5. Monitoring Enforcement Orders
- CAFCASS will be asked to monitor any requirement for unpaid work imposed by the Court. The National Probation Service will undertake the monitoring and will report to CAFCASS.
- CAFCASS must report to the Court of non-compliance without reasonable excuse or if party becomes unsuitable to perform unpaid work.
- Other information should be reported to CAFCASS and then to the Court e.g. if party moves address and no new address has been given.
6. Compensation for Financial Loss
This is something that has concerned my clients over the years. Do they make and pay for arrangements and holidays when they are meant to have their children for contact, when the risk is that the child won’t be allowed to come?
This part of the new law sought to deal with those concerns:
- A party may make an application for compensation of loss caused by the other party’s non-compliance with terms of the order.
- Welfare of child considered by the Court.

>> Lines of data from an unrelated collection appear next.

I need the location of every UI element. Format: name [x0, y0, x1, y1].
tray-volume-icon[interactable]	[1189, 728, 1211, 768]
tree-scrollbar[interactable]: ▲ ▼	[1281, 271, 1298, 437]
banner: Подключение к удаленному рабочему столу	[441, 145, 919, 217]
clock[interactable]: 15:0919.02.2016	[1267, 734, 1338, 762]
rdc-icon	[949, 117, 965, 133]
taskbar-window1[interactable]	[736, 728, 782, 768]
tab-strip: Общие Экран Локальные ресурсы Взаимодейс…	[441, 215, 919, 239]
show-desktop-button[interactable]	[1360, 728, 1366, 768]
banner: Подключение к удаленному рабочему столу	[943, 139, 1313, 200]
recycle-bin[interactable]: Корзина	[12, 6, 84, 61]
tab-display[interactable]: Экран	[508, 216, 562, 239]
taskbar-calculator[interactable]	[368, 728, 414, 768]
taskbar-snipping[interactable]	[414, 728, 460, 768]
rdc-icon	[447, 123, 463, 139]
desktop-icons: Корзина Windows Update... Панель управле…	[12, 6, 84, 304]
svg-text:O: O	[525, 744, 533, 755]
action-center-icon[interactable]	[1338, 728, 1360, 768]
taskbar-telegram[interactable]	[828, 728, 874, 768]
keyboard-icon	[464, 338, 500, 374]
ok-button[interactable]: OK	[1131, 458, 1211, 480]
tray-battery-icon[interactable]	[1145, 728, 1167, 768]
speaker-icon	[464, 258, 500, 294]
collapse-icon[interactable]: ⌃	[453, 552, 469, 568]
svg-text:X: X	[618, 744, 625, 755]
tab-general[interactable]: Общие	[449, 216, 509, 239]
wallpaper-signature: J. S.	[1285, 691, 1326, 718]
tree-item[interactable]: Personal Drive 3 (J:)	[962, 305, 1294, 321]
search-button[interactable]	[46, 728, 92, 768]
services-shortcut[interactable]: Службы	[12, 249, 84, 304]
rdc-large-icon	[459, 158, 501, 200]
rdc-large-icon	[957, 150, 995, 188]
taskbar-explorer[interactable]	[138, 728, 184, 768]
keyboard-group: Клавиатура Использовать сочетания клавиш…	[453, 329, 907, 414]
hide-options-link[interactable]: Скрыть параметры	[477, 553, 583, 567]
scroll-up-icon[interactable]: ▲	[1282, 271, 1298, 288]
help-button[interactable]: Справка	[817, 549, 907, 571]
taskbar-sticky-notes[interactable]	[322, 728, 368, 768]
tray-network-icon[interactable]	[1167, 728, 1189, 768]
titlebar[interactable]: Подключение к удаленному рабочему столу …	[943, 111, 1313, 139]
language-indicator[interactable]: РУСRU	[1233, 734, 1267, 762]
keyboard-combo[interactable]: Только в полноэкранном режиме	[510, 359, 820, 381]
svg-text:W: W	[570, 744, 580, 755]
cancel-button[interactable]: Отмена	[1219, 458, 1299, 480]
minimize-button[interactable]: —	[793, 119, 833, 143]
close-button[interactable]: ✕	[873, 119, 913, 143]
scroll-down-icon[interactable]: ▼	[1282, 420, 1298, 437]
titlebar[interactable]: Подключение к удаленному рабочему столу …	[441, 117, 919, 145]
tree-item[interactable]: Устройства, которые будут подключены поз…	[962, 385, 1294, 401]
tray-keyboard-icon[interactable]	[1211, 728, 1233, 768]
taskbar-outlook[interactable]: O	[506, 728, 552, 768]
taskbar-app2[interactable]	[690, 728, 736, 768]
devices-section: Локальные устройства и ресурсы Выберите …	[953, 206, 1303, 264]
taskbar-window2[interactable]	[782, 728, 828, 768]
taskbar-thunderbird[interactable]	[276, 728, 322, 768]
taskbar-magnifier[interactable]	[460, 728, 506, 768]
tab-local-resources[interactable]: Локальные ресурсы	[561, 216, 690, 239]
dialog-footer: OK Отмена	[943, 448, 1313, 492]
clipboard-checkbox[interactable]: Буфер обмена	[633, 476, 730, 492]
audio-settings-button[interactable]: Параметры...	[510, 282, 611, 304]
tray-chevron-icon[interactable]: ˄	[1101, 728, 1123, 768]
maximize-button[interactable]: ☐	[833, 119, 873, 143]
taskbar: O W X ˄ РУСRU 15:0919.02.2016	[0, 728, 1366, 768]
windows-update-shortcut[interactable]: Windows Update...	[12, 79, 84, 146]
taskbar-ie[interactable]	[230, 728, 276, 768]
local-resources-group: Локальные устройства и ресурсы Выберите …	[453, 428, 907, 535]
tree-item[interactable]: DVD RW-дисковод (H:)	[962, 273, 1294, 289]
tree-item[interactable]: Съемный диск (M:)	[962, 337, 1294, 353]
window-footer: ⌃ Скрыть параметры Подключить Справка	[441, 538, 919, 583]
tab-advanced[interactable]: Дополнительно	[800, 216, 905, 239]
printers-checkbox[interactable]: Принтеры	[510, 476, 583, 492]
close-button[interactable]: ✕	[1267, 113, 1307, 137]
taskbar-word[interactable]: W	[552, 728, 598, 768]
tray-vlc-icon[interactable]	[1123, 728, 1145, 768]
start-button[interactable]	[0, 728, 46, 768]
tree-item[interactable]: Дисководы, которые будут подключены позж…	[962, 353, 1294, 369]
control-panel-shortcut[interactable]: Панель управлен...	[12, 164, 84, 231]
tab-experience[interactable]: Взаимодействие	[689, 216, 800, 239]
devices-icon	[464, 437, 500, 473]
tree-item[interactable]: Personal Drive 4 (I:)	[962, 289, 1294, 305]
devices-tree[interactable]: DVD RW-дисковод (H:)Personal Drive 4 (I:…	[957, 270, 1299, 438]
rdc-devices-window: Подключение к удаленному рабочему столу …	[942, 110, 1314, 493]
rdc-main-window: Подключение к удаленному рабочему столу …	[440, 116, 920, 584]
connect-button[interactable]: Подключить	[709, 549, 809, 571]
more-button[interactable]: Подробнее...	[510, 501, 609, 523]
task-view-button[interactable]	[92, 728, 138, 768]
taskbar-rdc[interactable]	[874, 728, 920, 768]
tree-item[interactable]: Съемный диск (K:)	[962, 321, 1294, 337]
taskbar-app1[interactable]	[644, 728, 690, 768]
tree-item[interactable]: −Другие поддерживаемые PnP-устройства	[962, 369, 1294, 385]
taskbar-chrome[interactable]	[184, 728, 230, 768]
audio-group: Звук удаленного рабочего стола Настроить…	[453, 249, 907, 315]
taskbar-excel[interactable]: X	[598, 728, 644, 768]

- Court can request information from CAFCASS as to welfare of child in relation to affect of one party paying compensation.
Conclusion
How have these new powers worked out? I have had made quite a few enforcement applications now, and as always, your chances of success depend on the attitude of your judge. The Warning Notices sound impressive, but although the law has changed, the mindset of the judges have not. The Financial Compensation Orders are helpful though, and can be used to good effect to ensure compliance.
The courts do appear to want to be tougher though. In 2010, a new set of rules dealing with procedure came into force (Practice Direction 12b – The Revised Private Law Programme), which gave the judge the authority to make orders for contact or other matters at the first hearing, even if one party objected. Previously to this, orders could only be made if both parties agreed. This is definitely a step in the right direction, but I do feel that the court has a long way to go in learning to deal appropriately with these issues. If the courts grasped the nettle at an early stage, so many contact cases may well not get to the stage of becoming impossible to resolve. As judges persist in letting these cases drag on without a proper order that they are willing to enforce, parents become unshakeable in their views, and the children take on those views as they have been subjected to them over a long period. If the children are not having contact with the other parent, there is no-one to show them that there is an alternative. The delay in the family court system is its biggest shame, and despite this fact being identified time and time again, nothing is done to change that.